Jak pisałem wcześniej, dzięki uprzejmości jednego z księży proboszczów, w parafii w której pomagam w niedziele i święta, miałem przyjemność i wielką radość celebrować centralną Mszę św. i poprowadziłem procesję Bożego Ciała.
To dla mnie wielka radość, że mogłem przewodniczyć Mszy świętej, powiedzieć kazanie, a jak się okazało w zakrystii przed liturgią, prowadzić całą procesję, niosąc Najświętszy Sakrament w monstrancji do wszystkich czterech ołtarzy.
Powiem, że to dzisiejsze doświadczenie, jakże piękne przeżycie sprawiło mi bardzo wiele radości i jestem za to Panu Bogu i ludziom bardzo wdzięczny.
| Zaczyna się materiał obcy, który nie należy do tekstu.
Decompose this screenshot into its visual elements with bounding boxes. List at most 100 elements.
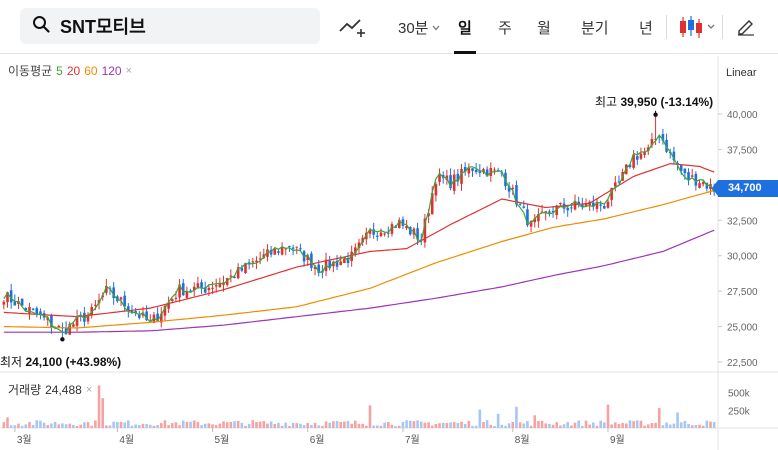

Nie sądziłem, że tak spędzę tegoroczne Boże Ciało, myślałem, że będę w katedrze, a tu taka niespodzianka. Pan Bóg robi człowiekowi wiele niespodzianek i sprawia wiele radości.
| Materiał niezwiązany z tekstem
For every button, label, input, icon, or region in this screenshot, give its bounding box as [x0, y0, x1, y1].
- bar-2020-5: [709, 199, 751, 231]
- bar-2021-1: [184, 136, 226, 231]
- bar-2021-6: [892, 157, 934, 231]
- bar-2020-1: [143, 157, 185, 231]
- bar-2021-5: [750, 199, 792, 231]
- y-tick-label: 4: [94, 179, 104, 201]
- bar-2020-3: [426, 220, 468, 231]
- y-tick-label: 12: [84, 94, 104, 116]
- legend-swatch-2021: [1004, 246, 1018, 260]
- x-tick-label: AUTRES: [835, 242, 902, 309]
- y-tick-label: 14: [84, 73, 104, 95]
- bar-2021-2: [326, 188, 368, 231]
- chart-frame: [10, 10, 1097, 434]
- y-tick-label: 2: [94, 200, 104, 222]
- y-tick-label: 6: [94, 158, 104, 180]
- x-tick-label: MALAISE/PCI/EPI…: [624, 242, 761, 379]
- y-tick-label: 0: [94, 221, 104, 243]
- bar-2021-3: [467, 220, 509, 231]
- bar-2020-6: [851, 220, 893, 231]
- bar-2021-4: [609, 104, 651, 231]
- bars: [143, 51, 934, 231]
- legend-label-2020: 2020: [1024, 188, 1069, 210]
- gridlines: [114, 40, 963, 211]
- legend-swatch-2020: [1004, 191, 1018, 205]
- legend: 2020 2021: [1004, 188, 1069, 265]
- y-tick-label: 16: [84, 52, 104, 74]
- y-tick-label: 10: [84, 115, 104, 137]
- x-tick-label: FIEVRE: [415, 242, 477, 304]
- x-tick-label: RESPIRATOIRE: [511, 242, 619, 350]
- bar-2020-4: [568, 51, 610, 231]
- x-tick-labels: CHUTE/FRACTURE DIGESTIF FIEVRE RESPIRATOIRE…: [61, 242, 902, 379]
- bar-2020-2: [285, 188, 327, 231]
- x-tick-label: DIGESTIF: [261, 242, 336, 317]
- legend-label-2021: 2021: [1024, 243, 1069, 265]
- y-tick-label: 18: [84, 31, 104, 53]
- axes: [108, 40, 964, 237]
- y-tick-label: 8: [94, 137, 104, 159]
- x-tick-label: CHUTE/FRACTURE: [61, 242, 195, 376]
Podczas procesji miałem wiele czasu by „pogadać z Panem”, by napatrzeć się na Niego, by po prostu po raz kolejny doświadczyć jak dobry jest Pan. Ten, któremu oddałem całe swoje życie.
Pogoda podczas Mszy św. która była sprawowana na dworze i w czasie trwania procesji, nie była za ciekawa. Zachmurzone niebo ale choć ciepło. Gdy podeszliśmy z procesją do pomnika Jana Pawła II, gdzie było błogosławieństwo Najświętszym Sakramentem, nawet na chwilę wyszło słońce, w którego promieniach pięknie mieniła się monstrancja z Chlebem Eucharystycznym. Pan Bóg cały czas błogosławił, byśmy godnie Mu oddali cześć.
Panie Jezu za wszystko czego dziś doświadczyłem, bardzo Ci dziękuję! Bądź uwielbiony!